Ruined

Lynn Nottage
Almeida Theatre
(2010)

Mama Nadi, the central figure in Ruined, is an African Mother Courage. As war rages all around, she runs her bar cum brothel offering succour, liquor and girls to whichever side is in the ascendancy.

The conflict in DRC (the Democratic Republic of the Congo), a mineral-rich country in the grip of poverty, is a bitter tribal war characterised by acts of unspeakable inhumanity that can leave a girl traumatised and, as the title suggests, ruined.

The remarkable achievement in this Off-Broadway import is the way that, through the medium of a bar on the frontline, we are given an understanding of the horrors faced by all in DRC but especially innocent women for whom a brothel becomes a haven safer even than a missionary church.

Jenny Jules gives what may well be the best performance of her career to date as Mama. She combines the inherent toughness that can stare out a soldier with a machine gun with hard-nosed business acumen and even a soft heart, though that is usually buried deep beneath the tough surface.

As ignorant soldiers from both sides pour through, it is the girls' heartrending stories that emerge. Sophie, played by Pippa Bennett-Warner, has been so badly violated that she can only perform as a singer. Kehinde Fadipe is Josephine, an old lag who at one time was the daughter of a local chief and still retains some pride despite her degradation.

Michelle Asante's Salima suffered horribly after being kidnapped by the militia and kept chained as a communal slave for five months, only to be spurned by the family on returning and, to cap it all, discovering that she is pregnant.

The men are portrayed as either cruel murderers or crafty businessmen, the latter group best exemplified by Christian (Lucian Msamati). He is a humorous wheeler-dealer making a crust pretty harmlessly as the world collapses around his ears.

The soldiers have been driven by a kind of one-upmanship to the point where they behave like animals with one side's bestiality taken a stage further by the other in a terrifying surge of collective hatred for humanity.

Congratulations should go to designer Robert Jones who has created a totally realistic corrugated iron hut on a revolve to keep the action moving and Christopher Shutt whose soundscape completes the impression that if only the temperature were as steamy as the story, we could really be in the DRC bush.

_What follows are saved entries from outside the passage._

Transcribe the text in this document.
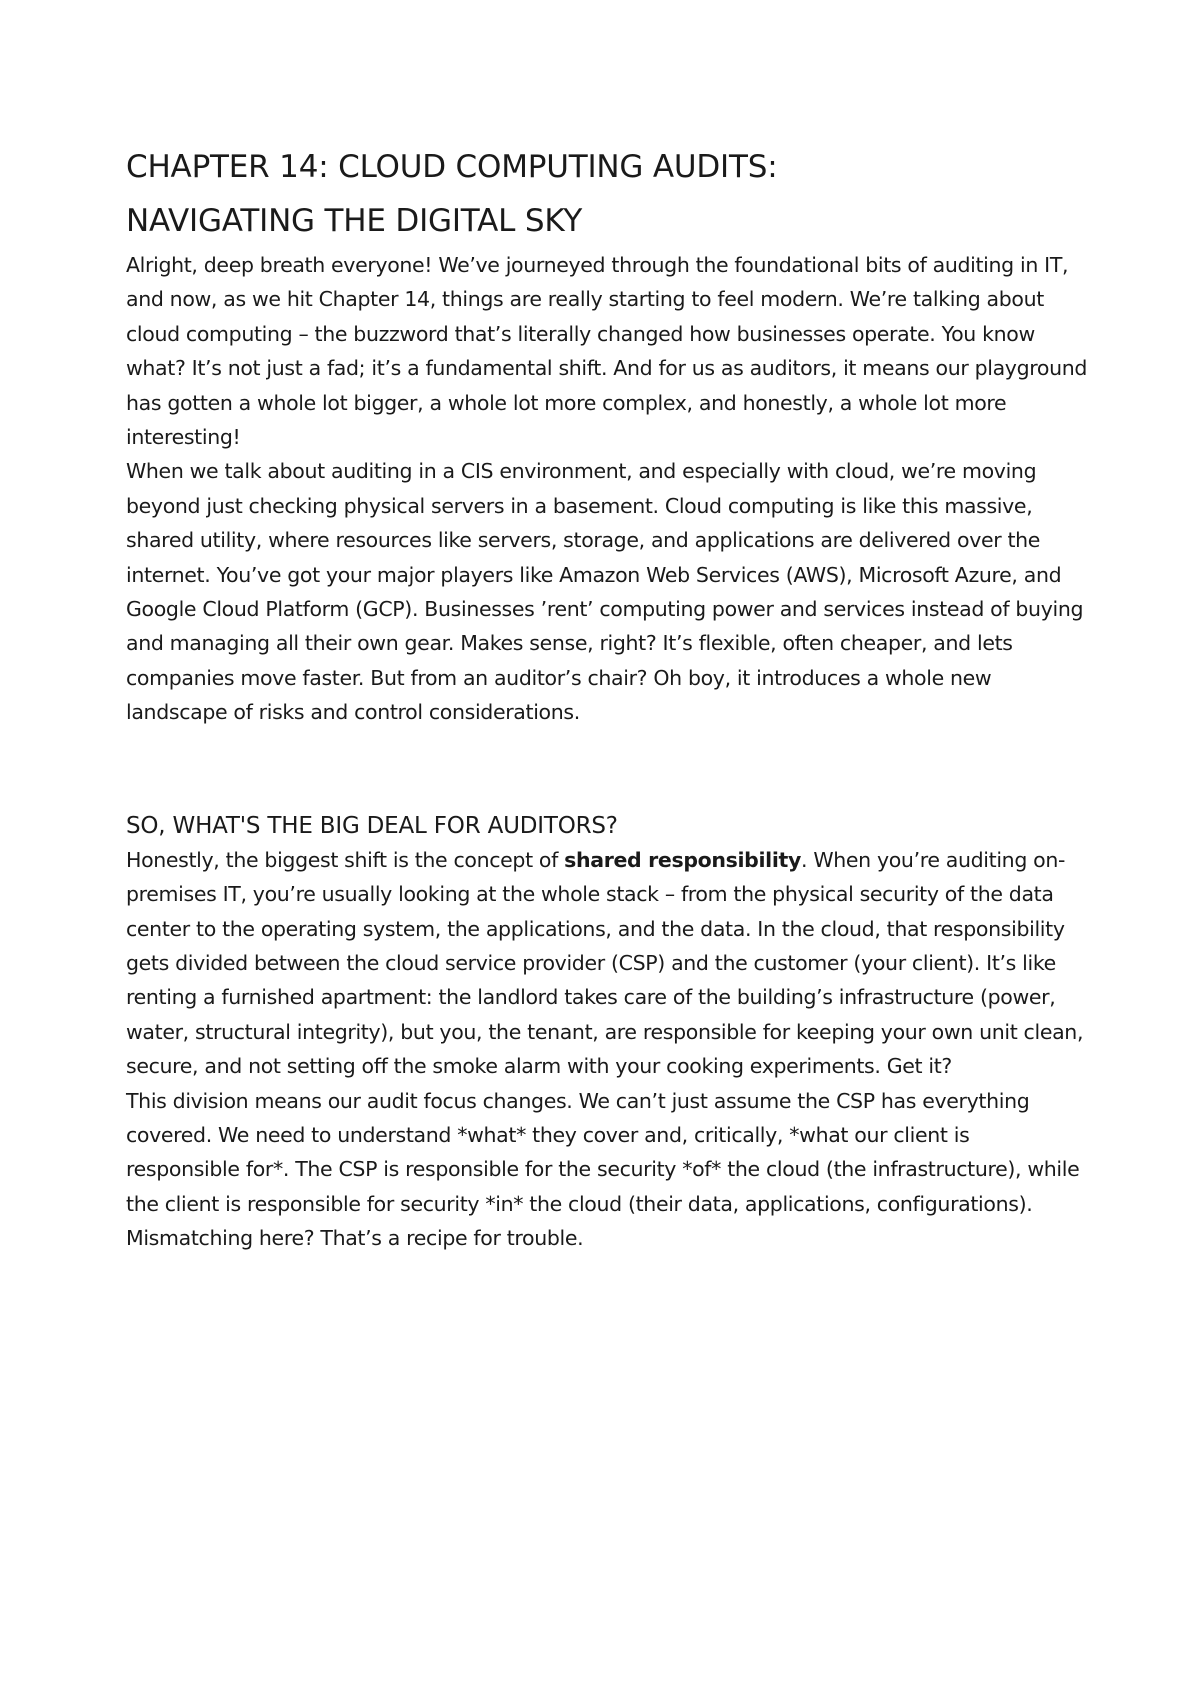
CHAPTER 14: CLOUD COMPUTING AUDITS:
NAVIGATING THE DIGITAL SKY

Alright, deep breath everyone! We’ve journeyed through the foundational bits of auditing in IT, and now, as we hit Chapter 14, things are really starting to feel modern. We’re talking about cloud computing – the buzzword that’s literally changed how businesses operate. You know what? It’s not just a fad; it’s a fundamental shift. And for us as auditors, it means our playground has gotten a whole lot bigger, a whole lot more complex, and honestly, a whole lot more interesting!

When we talk about auditing in a CIS environment, and especially with cloud, we’re moving beyond just checking physical servers in a basement. Cloud computing is like this massive, shared utility, where resources like servers, storage, and applications are delivered over the internet. You’ve got your major players like Amazon Web Services (AWS), Microsoft Azure, and Google Cloud Platform (GCP). Businesses ’rent’ computing power and services instead of buying and managing all their own gear. Makes sense, right? It’s flexible, often cheaper, and lets companies move faster. But from an auditor’s chair? Oh boy, it introduces a whole new landscape of risks and control considerations.

SO, WHAT'S THE BIG DEAL FOR AUDITORS?

Honestly, the biggest shift is the concept of shared responsibility. When you’re auditing on-premises IT, you’re usually looking at the whole stack – from the physical security of the data center to the operating system, the applications, and the data. In the cloud, that responsibility gets divided between the cloud service provider (CSP) and the customer (your client). It’s like renting a furnished apartment: the landlord takes care of the building’s infrastructure (power, water, structural integrity), but you, the tenant, are responsible for keeping your own unit clean, secure, and not setting off the smoke alarm with your cooking experiments. Get it?

This division means our audit focus changes. We can’t just assume the CSP has everything covered. We need to understand *what* they cover and, critically, *what our client is responsible for*. The CSP is responsible for the security *of* the cloud (the infrastructure), while the client is responsible for security *in* the cloud (their data, applications, configurations). Mismatching here? That’s a recipe for trouble.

Lynn Nottage may veer towards melodrama at times but the overall impact of Ruined should not be underestimated. This is the kind of work that makes the supposedly civilised world understand what is going on in countries that are far too rarely featured in the media or the arts. For that, Indhu Rubasingham's powerful production should be commended to anyone with an interest in politics or the plight of women in paternal societies.